Railroad Spike - Castlewood Park

A spike displaced to a fence post on the River View Trail. Nikon D700, 24-85mm f2.8-f4.0 in macro mode, ISO 200, 52mm @ f/8.0 @ 1/50s handheld. RAW file processed in Lightroom 2 to crop, adjust contrast and apply Sepia preset.

Thursday, September 3, 2009

Cloud Formation - Castlewood Park

Another cloud shot from my recent Castlewood hike. This is an in-camera monochrome capture through the Cokin P007 infrared filter. Nikon D700, ISO 200, Nikon 180mm f2.8, f/8.0 @ 1/100s, handheld. RAW file processed in Lightroom 2 to crop 1:1 and adjust contrast.

The Arch vs. The East Side

Um...hello! My name is Benjamin Gandhi-Shepard, and aside from being a STL based photographer I also happen to sit next to the Personable Preston Page at work. He showed me this blog site and I begged him for permission to share some (E)STL based photos.
So, here we go. This is a photo that I took several years ago when I used to work in East St. Louis. I've always liked the classic night time shot of STL from the river bank. And I think that image influenced the framing of this shot, however from a couple miles back...and with an ESTL (industrial) foreground/midground.
Canon 20D, Canon EF 17-40mm f/4L USM, ISO 200, 22mm @ f/9.0 @ 1/125s, handheld. JPEG beatup and cleaned up in Photoshop CS.
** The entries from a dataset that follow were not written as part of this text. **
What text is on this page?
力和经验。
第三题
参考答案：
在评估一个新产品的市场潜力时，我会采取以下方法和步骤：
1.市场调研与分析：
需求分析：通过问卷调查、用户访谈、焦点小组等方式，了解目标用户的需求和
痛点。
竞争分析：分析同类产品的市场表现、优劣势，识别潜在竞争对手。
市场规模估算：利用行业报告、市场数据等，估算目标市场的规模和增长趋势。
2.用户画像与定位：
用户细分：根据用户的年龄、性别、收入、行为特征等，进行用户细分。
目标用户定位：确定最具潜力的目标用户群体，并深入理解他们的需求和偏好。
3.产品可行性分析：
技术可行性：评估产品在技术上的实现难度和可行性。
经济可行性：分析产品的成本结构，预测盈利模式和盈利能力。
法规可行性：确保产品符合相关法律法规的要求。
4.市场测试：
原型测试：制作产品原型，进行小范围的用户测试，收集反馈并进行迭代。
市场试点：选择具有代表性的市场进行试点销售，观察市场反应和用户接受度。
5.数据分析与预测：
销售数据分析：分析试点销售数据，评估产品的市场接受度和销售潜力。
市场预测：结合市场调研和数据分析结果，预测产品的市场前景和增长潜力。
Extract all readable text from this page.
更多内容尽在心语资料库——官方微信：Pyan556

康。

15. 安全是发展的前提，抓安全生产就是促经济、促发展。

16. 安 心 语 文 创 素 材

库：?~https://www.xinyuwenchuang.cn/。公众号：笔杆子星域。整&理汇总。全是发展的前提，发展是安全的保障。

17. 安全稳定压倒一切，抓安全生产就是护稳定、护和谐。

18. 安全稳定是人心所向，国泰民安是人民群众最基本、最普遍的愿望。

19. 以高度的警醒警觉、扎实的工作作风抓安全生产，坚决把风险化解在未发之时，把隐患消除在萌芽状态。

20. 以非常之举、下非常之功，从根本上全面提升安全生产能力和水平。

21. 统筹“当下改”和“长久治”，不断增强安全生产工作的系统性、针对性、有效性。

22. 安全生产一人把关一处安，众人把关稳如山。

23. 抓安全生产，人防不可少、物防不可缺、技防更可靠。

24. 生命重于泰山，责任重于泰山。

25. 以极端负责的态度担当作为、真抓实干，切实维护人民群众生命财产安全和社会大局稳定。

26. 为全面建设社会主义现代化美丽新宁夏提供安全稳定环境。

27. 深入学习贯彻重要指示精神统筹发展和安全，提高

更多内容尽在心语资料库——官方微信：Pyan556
Tuesday, September 1, 2009

Meramec Valley - Castlewood Park

Meramec Valley from the big hill in Castlewood Park. On a clear day, it is worth the hike for the veiw. Nikon D700, Nikon 24-85mm f/2.8-f/4.0, ISO 200, 35mm @ f/8.0 @ 1/4000s, handheld. RAW file processed in Lightroom 2 using the Nikon D700 Landscape preset, otherwise this is straight out of the camea.